What you cannot do is wait until you have completed a full investigation before notifying. The 72-hour window exists precisely to enable regulators to advise and assist during the response phase, not after it.
What your initial notification must include
Each supervisory authority publishes its own notification form, but the required information is broadly consistent across GDPR-based frameworks:
- Nature of the breach: what type of data was affected, who was affected, and approximately how many records
- Name and contact details of your Data Protection Officer or the person responsible for data protection
- Likely consequences of the breach: what harm could result for affected individuals
- Measures taken or proposed to address the breach and mitigate its effects
If you cannot provide all of this within 72 hours, state what you know and indicate when you will be able to provide the rest.
The actions to take immediately
Hour 1: Contain Stop the bleeding before counting the wound. Revoke compromised access credentials. Take affected systems offline if necessary. Secure or retrieve exposed data where possible. Document every action taken from this moment forward.
Hours 1–12: Assess Identify what data was affected and who it belongs to. Determine whether the breach is ongoing or contained. Establish the likely cause. Assign a named incident lead. Begin the documented log of your response — regulators will ask for this.
Hours 12–48: Decide Evaluate the risk using the framework above. Make a documented decision about whether notification is required and at what level (supervisory authority, affected individuals, or both). If notification is required, begin drafting.
Hours 48–72: Notify Submit to your supervisory authority. If affected individuals are at high risk, notify them directly with clear, plain-language communication explaining what happened, what data was involved, what steps you have taken, and what they should do.
The breach register
GDPR and most equivalent laws require you to maintain an internal record of all breaches, including those that do not meet the notification threshold. This register must include: the date and nature of the breach, its effects, and the remedial actions taken.
The breach register serves two purposes. First, it gives you the documented basis for decisions not to notify — demonstrating that you assessed the risk and concluded it fell below the threshold. Second, it provides auditors and supervisory authorities with a record of your incident management capability over time.
A spreadsheet maintained informally by the compliance officer does not constitute a reliable breach register. It will be asked for under regulatory investigation, and the integrity of its timestamps and entries will be questioned.
What the supervisory authority looks for
When a breach is reported, the authority assesses two things: the breach itself and your response to it. Organisations that respond well — containing quickly, notifying promptly, communicating clearly with affected individuals, and demonstrating that the breach was not caused by a systemic failure — consistently receive lower sanctions than those that respond poorly.
The worst outcome is not a breach. It is a breach discovered by the regulator through a data subject complaint, weeks after it occurred, with no notification, no breach register, and no evidence of any response. That combination results in the highest sanctions available.

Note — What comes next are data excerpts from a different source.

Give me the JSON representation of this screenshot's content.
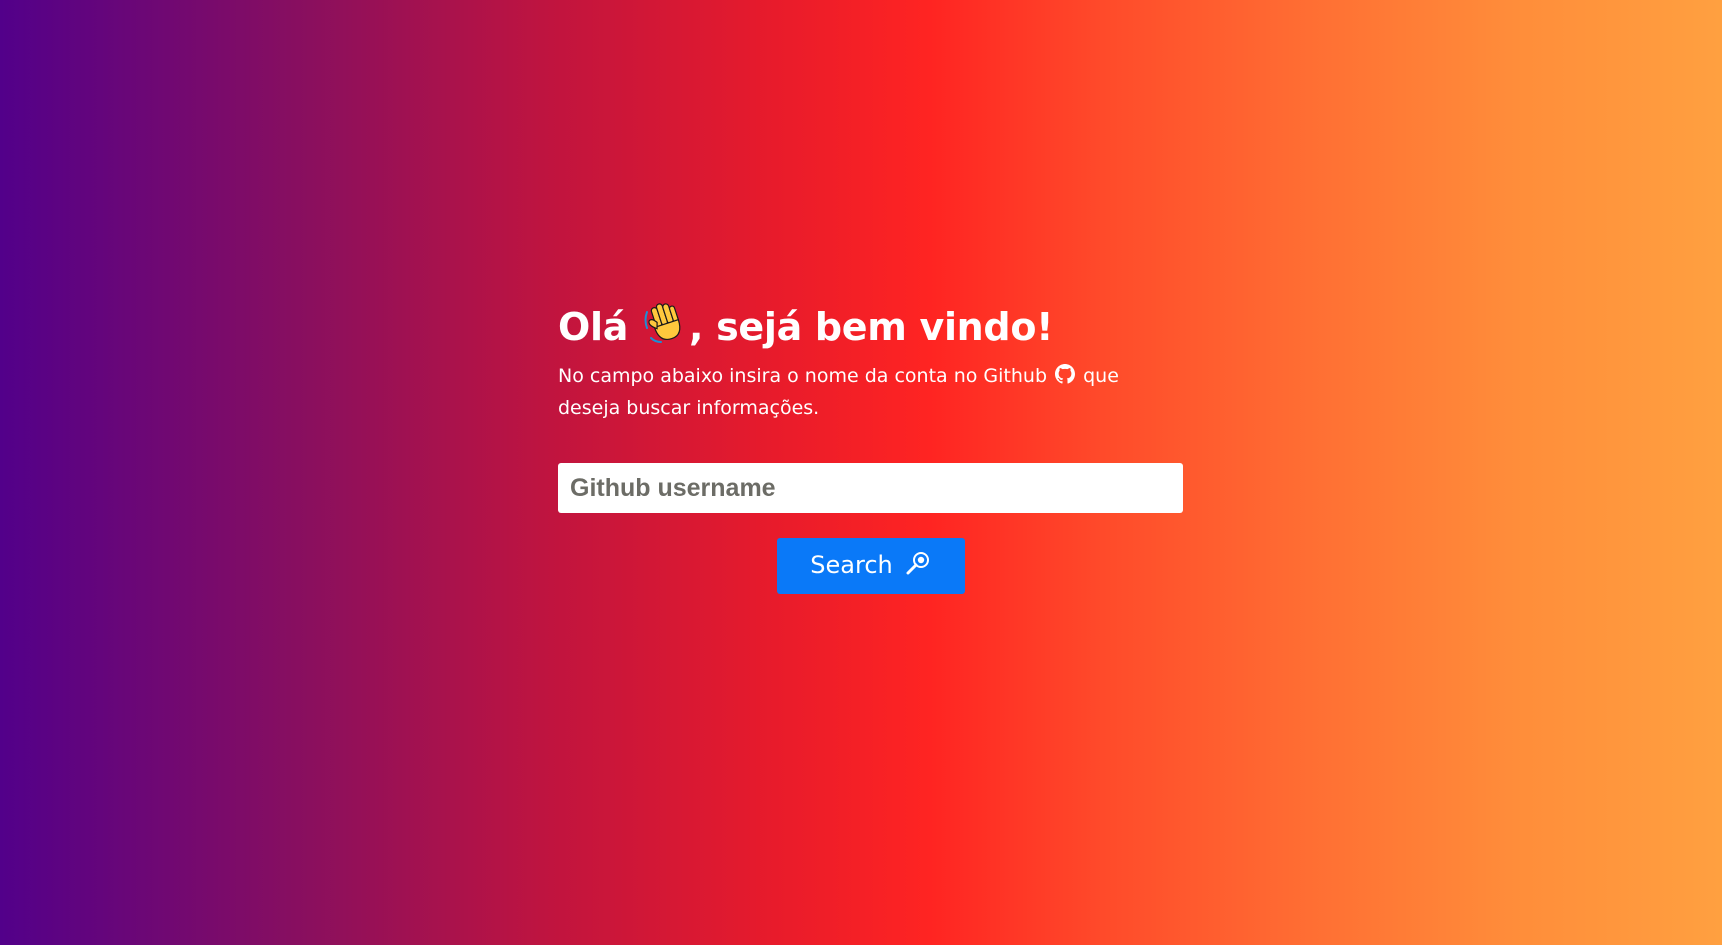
{
  "header": {
    "title_prefix": "Olá",
    "title_suffix": ", sejá bem vindo!",
    "title_icon": "waving-hand-icon"
  },
  "intro": {
    "text_before_icon": "No campo abaixo insira o nome da conta no Github",
    "text_after_icon": "que deseja buscar informações.",
    "inline_icon": "github-icon"
  },
  "search": {
    "placeholder": "Github username",
    "value": "",
    "button_label": "Search",
    "button_icon": "magnifier-icon",
    "button_color": "#0a79f8"
  },
  "theme": {
    "gradient_start": "#52008a",
    "gradient_mid": "#ff2422",
    "gradient_end": "#ffa040"
  }
}
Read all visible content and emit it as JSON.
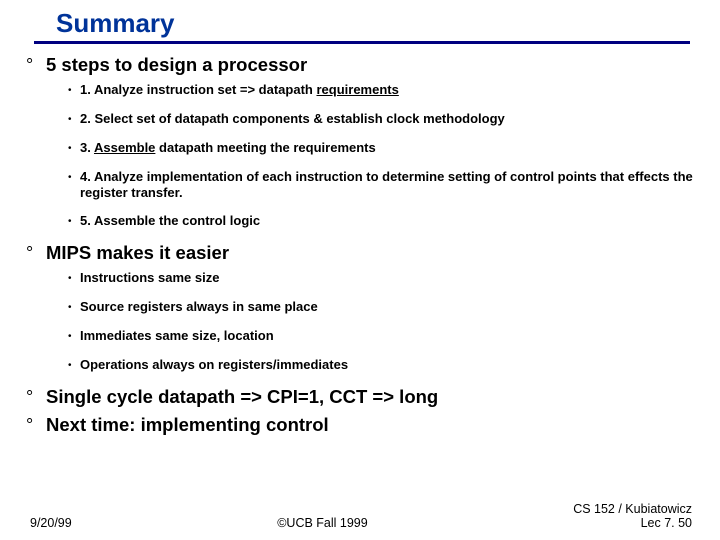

Building the capability before the breach happens
A breach response capability is not something you build under pressure. The breach register, the incident response procedure, the notification templates, the list of who to call and in what order — these need to exist before the moment of crisis.
Every business that handles personal data will experience a breach event. The question is whether the response is structured and evidenced, or improvised and undocumented. Regulators know the difference, and so do the individuals whose data you are responsible for.